Today our world seems to be unstable and full of changes. The system, in which we have believed in, provides us no longer with the feeling of security. Some talk about the end of the world, others about conversion. How does architecture response to these changes? Does it response at all? Are the instability and uncertainty dominating also in the world of architecture? Can architecture get anything from this situation?
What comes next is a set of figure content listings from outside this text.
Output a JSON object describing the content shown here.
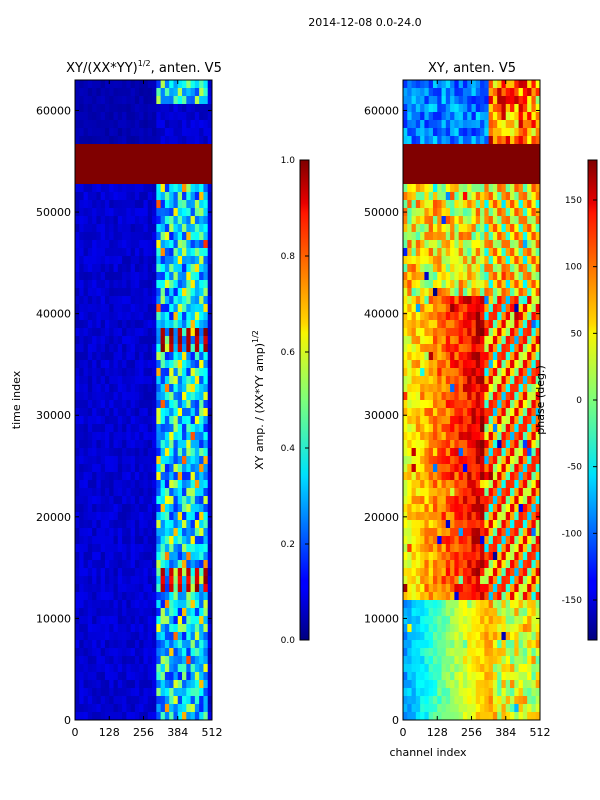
{
  "figure_title": "2014-12-08 0.0-24.0",
  "chart_data": [
    {
      "type": "heatmap",
      "id": "amp",
      "title_main": "XY/(XX*YY)",
      "title_sup": "1/2",
      "title_tail": ", anten. V5",
      "xlabel": "",
      "ylabel": "time index",
      "xlim": [
        0,
        512
      ],
      "ylim": [
        0,
        63000
      ],
      "xticks": [
        0,
        128,
        256,
        384,
        512
      ],
      "yticks": [
        0,
        10000,
        20000,
        30000,
        40000,
        50000,
        60000
      ],
      "colormap": "jet",
      "colorbar": {
        "label_main": "XY amp. / (XX*YY amp)",
        "label_sup": "1/2",
        "range": [
          0.0,
          1.0
        ],
        "ticks": [
          "0.0",
          "0.2",
          "0.4",
          "0.6",
          "0.8",
          "1.0"
        ],
        "tick_values": [
          0.0,
          0.2,
          0.4,
          0.6,
          0.8,
          1.0
        ]
      },
      "saturated_band": {
        "y_range": [
          53000,
          56500
        ],
        "value": 1.0
      },
      "grid": false
    },
    {
      "type": "heatmap",
      "id": "phase",
      "title": "XY, anten. V5",
      "xlabel": "channel index",
      "ylabel": "",
      "xlim": [
        0,
        512
      ],
      "ylim": [
        0,
        63000
      ],
      "xticks": [
        0,
        128,
        256,
        384,
        512
      ],
      "yticks": [
        0,
        10000,
        20000,
        30000,
        40000,
        50000,
        60000
      ],
      "colormap": "jet",
      "colorbar": {
        "label": "phase (deg.)",
        "range": [
          -180,
          180
        ],
        "ticks": [
          "-150",
          "-100",
          "-50",
          "0",
          "50",
          "100",
          "150"
        ],
        "tick_values": [
          -150,
          -100,
          -50,
          0,
          50,
          100,
          150
        ]
      },
      "saturated_band": {
        "y_range": [
          53000,
          56500
        ],
        "value": 180
      },
      "grid": false
    }
  ]
}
In the early 1990’s, there were several fundamental changes in our society. The Cold War finished and the separation of the world into East and West ended. The globalization has been further strengthened by the world wide web availability to the majority of people. In the world of art and architecture prevailed interactivity, there were created open source communities based on the free information exchange. The meaning of creation and originality has changed. The development of computer technologies has brought unprecedented opportunities into the world of architectural design. After the initial excitement from the new opportunities, at present we are experiencing return to the traditional way. The computer is like a tool, a mediator between man and nature. The interest of experts is increasingly exploring the wild natural intelligence. The dominance of Euclidean geometry is weakened by the extension of non-Euclidean geometries. It changed our understanding of space. These changes led us to a significant discrepancy between architectural visions and the reality of construction, which finally resulted in the crisis of tectonics and scale. Some consider it as application for an alternative tectonics; others are trying to return to the basis of architecture in geometry. Some are experimenting with new materials and technologies.
Perhaps the world of architecture is experiencing a crisis too, but as the Swiss writer, playwright and architect Max Frisch said: “A crisis is a productive state. You simply have to get rid of its aftertaste of catastrophe.”